Starting with the mysterious abduction of an unknown special agent, “Ghosted” quickly introduces its two stars — and future agents of The Bureau Underground. The first and most reasonable recruit is Max Jennifer (Scott), a former Stanford University professor whose work exploring multiverse theories got him kicked out of academia altogether. Now, he’s working at a bookstore and hoping to reunite with his wife, who Max believes was abducted by aliens.
Then there’s Leroy Wright (Robinson), who’s working security at the mall after losing his job at the LAPD. While still an officer of the law, Leroy was a particularly good missing persons detective, which is the best reason The Bureau Underground can find for drugging him, abducting him, and asking him to help find their missing agent, Mike Checker (Linc Hand). Checker listed both Max and Leroy by name in his last transmission, and now they have 48 hours to find him if they want the Bureau to get them their old jobs back.
To be clear, the Bureau is not the Federal Bureau of Investigation. A brief explanation is given to its background, which is that it doesn’t have one; not one that Max and Leroy can know about, anyway. The Bureau’s purpose is simply to investigate “unexplained” activity in the Los Angeles area and seek the truth in every case.
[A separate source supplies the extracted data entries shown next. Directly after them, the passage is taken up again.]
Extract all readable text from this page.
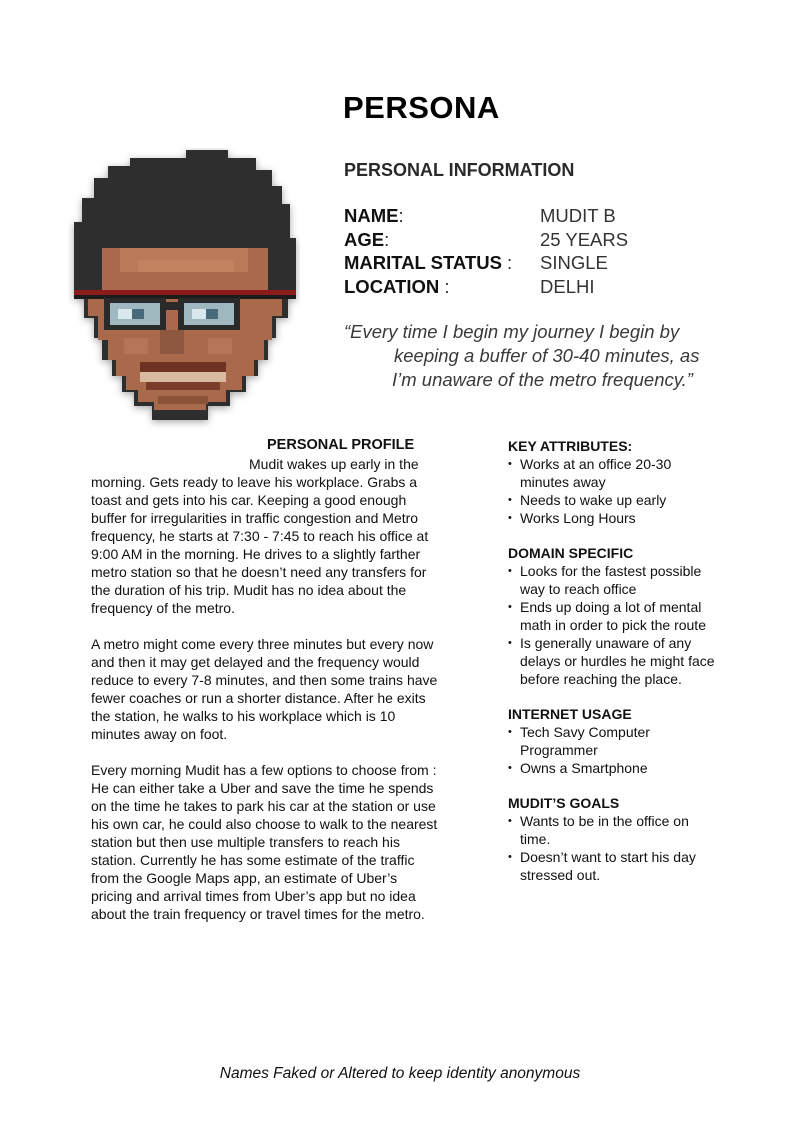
PERSONA
PERSONAL INFORMATION
NAME:	MUDIT B
AGE:	25 YEARS
MARITAL STATUS : SINGLE
LOCATION :	DELHI
“Every time I begin my journey I begin by
keeping a buffer of 30-40 minutes, as
I’m unaware of the metro frequency.”
PERSONAL PROFILE
Mudit wakes up early in the
morning. Gets ready to leave his workplace. Grabs a
toast and gets into his car. Keeping a good enough
buffer for irregularities in traffic congestion and Metro
frequency, he starts at 7:30 - 7:45 to reach his office at
9:00 AM in the morning. He drives to a slightly farther
metro station so that he doesn’t need any transfers for
the duration of his trip. Mudit has no idea about the
frequency of the metro.
A metro might come every three minutes but every now
and then it may get delayed and the frequency would
reduce to every 7-8 minutes, and then some trains have
fewer coaches or run a shorter distance. After he exits
the station, he walks to his workplace which is 10
minutes away on foot.
Every morning Mudit has a few options to choose from :
He can either take a Uber and save the time he spends
on the time he takes to park his car at the station or use
his own car, he could also choose to walk to the nearest
station but then use multiple transfers to reach his
station. Currently he has some estimate of the traffic
from the Google Maps app, an estimate of Uber’s
pricing and arrival times from Uber’s app but no idea
about the train frequency or travel times for the metro.
KEY ATTRIBUTES:
• Works at an office 20-30
minutes away
• Needs to wake up early
• Works Long Hours
DOMAIN SPECIFIC
• Looks for the fastest possible
way to reach office
• Ends up doing a lot of mental
math in order to pick the route
• Is generally unaware of any
delays or hurdles he might face
before reaching the place.
INTERNET USAGE
• Tech Savy Computer
Programmer
• Owns a Smartphone
MUDIT’S GOALS
• Wants to be in the office on
time.
• Doesn’t want to start his day
stressed out.
Names Faked or Altered to keep identity anonymous
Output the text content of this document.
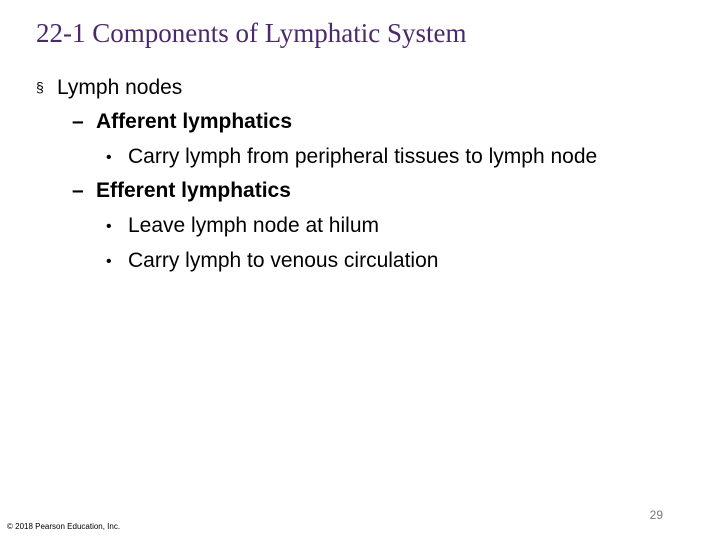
22-1 Components of Lymphatic System
§ Lymph nodes
– Afferent lymphatics
• Carry lymph from peripheral tissues to lymph node
– Efferent lymphatics
• Leave lymph node at hilum
• Carry lymph to venous circulation
29
© 2018 Pearson Education, Inc.
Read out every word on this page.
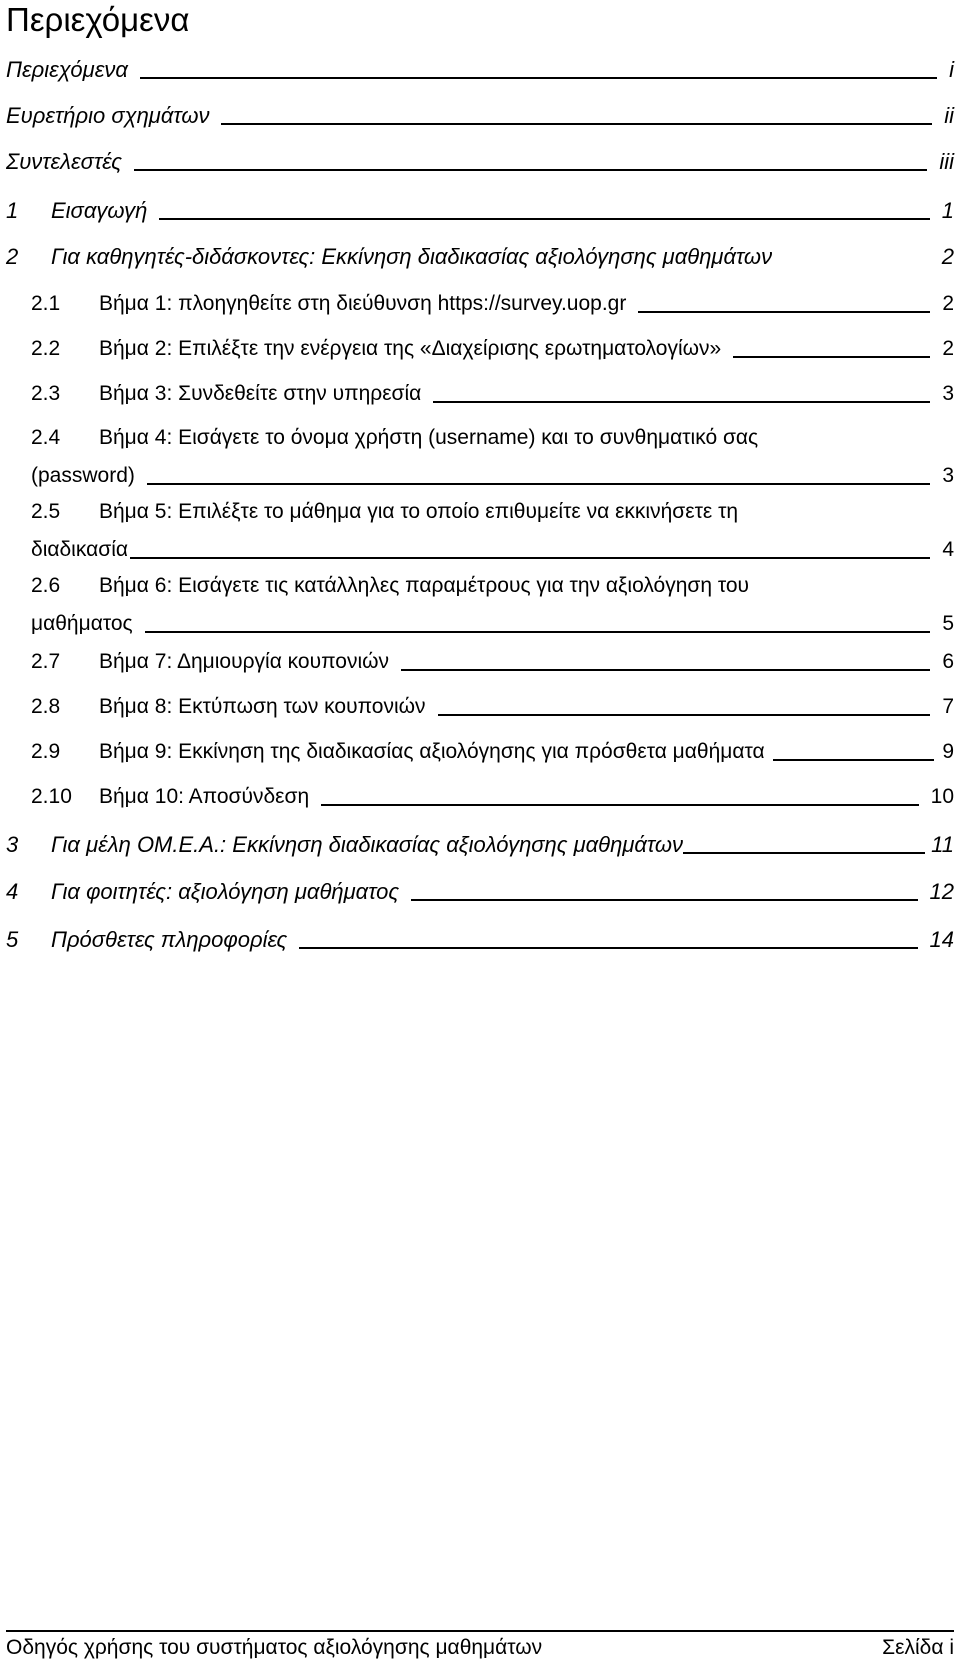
Περιεχόμενα
Περιεχόμενα	i
Ευρετήριο σχημάτων	ii
Συντελεστές	iii
1	Εισαγωγή	1
2	Για καθηγητές-διδάσκοντες: Εκκίνηση διαδικασίας αξιολόγησης μαθημάτων	2
2.1	Βήμα 1: πλοηγηθείτε στη διεύθυνση https://survey.uop.gr	2
2.2	Βήμα 2: Επιλέξτε την ενέργεια της «Διαχείρισης ερωτηματολογίων»	2
2.3	Βήμα 3: Συνδεθείτε στην υπηρεσία	3
2.4 Βήμα 4: Εισάγετε το όνομα χρήστη (username) και το συνθηματικό σας
(password)	3
2.5 Βήμα 5: Επιλέξτε το μάθημα για το οποίο επιθυμείτε να εκκινήσετε τη
διαδικασία	4
2.6 Βήμα 6: Εισάγετε τις κατάλληλες παραμέτρους για την αξιολόγηση του
μαθήματος	5
2.7	Βήμα 7: Δημιουργία κουπονιών	6
2.8	Βήμα 8: Εκτύπωση των κουπονιών	7
2.9	Βήμα 9: Εκκίνηση της διαδικασίας αξιολόγησης για πρόσθετα μαθήματα	9
2.10	Βήμα 10: Αποσύνδεση	10
3	Για μέλη ΟΜ.Ε.Α.: Εκκίνηση διαδικασίας αξιολόγησης μαθημάτων	11
4	Για φοιτητές: αξιολόγηση μαθήματος	12
5	Πρόσθετες πληροφορίες	14
Οδηγός χρήσης του συστήματος αξιολόγησης μαθημάτων	Σελίδα i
One could say “the truth is out there,” but “Ghosted” doesn’t seem ready to make such meta forays with its comedy just yet. Despite strong thematic and formal ties to “The X-Files” (the original music and credits’ font both mimic the iconic Fox drama), the comedic take on paranormal investigation forges its own identity in the first episode.
That’s not to say there aren’t connections. Max is the Mulder of the duo, a believer with personal motivation driving his investigations and the wild hair of David Duchovny a la “Californication” Season 7. He’s a romantic with the touch of naïveté needed to believe in bigger ideas than science can prove. Sure, he falls back on empirical evidence, but he’s no skeptic. That’s Leroy, who just wants to do the work and be done with it. He’s got real-world problems to deal with, so it’s no wonder he’s the practical one whose head is firmly out of the clouds.
But just about all we get out of the pilot are these general comparisons and cliches. “Ghosted” could be a very basic case-of-the-week comedy with a few casual laughs, or it could streamline itself into a wild, conspiratorial buddy cop laugh riot. Its stars could certainly sustain either, but only one option would truly be worth recommending.
The zanier “Ghosted” gets, the better. Or, to put it in more specific terms, the more times Adam Scott is spooked into hysterical fits, the better; the more times he puts on his glasses and acts like a nerdy Indiana Jones, the better (yes, I know Indiana Jones wore glasses, too, but he never looked nerdy); the more times Craig Robinson shout-screams soul songs, the better; the more times he makes his anxious partner uncomfortable via risqué jokes, the better.
All of these moments are pulled directly from the pilot, so it’s clear “Ghosted” can improve in future episodes, especially if it ups the quantity. And there’s ample room for more charm, more jokes, and more glasses now that the bulk of the exposition is out of the way. There’s nothing wrong with relying on these two talents, it’s just that they deserve better. “Ghosted” can give it to them, or it could disappear, leaving this power couple on their own.
“Ghosted” premieres Sunday, October 1 at 8:30 p.m. ET on Fox.